Circuit Court Hears House Bill 2 Arguments, Critical of Abortion Provider´s Claim

 
NEW ORLEANS – This morning, a three-judge panel in the United States Court of Appeals for the Fifth Circuit heard arguments in Planned Parenthood v. Abbott, the case over the constitutionality of Texas’ most recent Pro-Life law, HB2.  During the lively hearing that examined the existence of any undue burden, all three justices staunchly sought to review and analyze the law that raises standards on abortionists and the administration of the drugs used in chemical abortions.
 
The panelists were former Chief Justice Edith Jones, Justices Jennifer Elrod, and Catharina Haynes. Justice Elrod and Justice Haynes served on the three-judge panel that temporarily green-lighted the law to take effect in October, reversing the injunction issued by Judge Lee Yeakel. Also, former Chief Justice Edith is no stranger to Pro-Life legislation; she wrote the 2012 opinion affirming Texas’s landmark Sonogram Law.
 
The trial today was considering two sections of the Pro-Life omnibus bill: the requirement that abortionists receive admitting privileges from a hospital within 30 miles of where he commits abortions and the requirement that abortionists must follow the FDA protocol when administering abortion-inducing drugs.
 
The all-female judicial panel was extremely critical and tenaciously questioned both sides.
 
In one of their earlier briefs, Planned Parenthood cited research by Joseph Potter, a demographer from the University of Texas, that claimed more than 22,000 women would be unable to access an abortion once the law took effect.

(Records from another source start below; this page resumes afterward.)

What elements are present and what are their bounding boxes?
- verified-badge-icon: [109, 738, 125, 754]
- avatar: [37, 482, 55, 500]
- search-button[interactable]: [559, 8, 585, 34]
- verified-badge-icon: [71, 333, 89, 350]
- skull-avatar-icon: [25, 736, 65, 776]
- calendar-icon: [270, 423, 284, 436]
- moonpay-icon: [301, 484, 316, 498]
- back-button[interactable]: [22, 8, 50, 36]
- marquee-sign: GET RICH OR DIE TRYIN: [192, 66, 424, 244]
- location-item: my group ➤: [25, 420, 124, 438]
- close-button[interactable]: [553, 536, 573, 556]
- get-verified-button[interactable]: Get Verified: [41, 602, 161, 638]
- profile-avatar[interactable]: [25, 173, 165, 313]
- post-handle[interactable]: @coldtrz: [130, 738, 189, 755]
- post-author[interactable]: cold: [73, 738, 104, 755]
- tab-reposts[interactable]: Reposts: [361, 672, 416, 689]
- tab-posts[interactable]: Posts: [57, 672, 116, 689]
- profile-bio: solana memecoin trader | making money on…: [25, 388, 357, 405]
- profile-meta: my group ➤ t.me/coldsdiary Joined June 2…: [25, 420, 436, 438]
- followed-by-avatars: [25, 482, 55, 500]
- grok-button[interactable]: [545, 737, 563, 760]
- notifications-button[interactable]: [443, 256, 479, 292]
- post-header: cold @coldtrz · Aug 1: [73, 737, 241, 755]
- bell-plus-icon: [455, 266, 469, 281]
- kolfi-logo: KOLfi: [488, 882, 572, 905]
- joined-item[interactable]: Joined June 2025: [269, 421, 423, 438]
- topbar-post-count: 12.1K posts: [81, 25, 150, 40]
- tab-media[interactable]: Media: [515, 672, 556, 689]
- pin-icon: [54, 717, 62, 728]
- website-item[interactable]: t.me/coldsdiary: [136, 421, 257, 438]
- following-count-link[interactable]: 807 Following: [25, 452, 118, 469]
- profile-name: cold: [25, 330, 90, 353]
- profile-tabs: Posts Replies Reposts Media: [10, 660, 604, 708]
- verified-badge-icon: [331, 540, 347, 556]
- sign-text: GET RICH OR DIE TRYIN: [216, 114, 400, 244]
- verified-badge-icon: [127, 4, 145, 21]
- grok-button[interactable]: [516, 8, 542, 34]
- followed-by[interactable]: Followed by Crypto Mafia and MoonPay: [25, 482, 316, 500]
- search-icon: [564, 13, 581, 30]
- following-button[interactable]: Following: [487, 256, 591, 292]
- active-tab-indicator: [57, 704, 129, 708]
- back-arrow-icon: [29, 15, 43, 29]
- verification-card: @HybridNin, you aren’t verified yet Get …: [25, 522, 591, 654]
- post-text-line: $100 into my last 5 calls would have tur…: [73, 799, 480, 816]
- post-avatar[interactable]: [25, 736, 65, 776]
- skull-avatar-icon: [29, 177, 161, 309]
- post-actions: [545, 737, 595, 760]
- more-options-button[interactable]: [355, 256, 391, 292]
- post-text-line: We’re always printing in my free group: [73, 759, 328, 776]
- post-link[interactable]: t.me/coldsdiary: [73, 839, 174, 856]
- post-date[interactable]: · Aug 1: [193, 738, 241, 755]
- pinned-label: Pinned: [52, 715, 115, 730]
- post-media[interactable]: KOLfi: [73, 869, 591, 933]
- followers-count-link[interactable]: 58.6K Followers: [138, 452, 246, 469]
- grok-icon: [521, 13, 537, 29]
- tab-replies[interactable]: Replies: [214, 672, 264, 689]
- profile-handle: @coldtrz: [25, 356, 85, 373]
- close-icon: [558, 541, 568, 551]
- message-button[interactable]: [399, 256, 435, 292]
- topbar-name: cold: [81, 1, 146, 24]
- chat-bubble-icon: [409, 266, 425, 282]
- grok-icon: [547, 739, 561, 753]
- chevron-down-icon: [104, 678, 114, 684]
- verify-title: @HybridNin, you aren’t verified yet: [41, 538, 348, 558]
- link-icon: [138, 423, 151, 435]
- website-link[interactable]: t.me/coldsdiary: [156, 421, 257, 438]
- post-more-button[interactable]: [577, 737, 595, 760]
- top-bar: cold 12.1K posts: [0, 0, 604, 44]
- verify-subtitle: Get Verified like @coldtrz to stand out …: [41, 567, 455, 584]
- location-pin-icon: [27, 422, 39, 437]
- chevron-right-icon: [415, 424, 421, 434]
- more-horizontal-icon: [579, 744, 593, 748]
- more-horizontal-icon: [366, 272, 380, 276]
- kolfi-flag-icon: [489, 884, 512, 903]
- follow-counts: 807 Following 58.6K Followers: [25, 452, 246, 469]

This prediction has proven to be inaccurate because it assumed a third of abortion clinics in Texas would be permanently closed, which the justices pointed out has not happened.
 
In light of this crucial evidence, one of the justices seemed to establish the belief that the manner in which Planned Parenthood brought about the suit does not indicate a strong footing of fact; “Predicting the future is hard.”
 
Establishing a clear knowledge of fact versus prediction is a central issue of review for the justices because abortion providers challenging the law decided to bring a facial challenge before the court, claiming these higher standards for abortionists would be unconstitutional in every case.
 
Planned Parenthood’s lawyers have been walking a fine line between their furtherment of undue burden arguments against the law and the advancements of the facial challenge against the legislation. This morning, it seemed that the federal judges did not think Planned Parenthood struck a balance between these conflicting elements.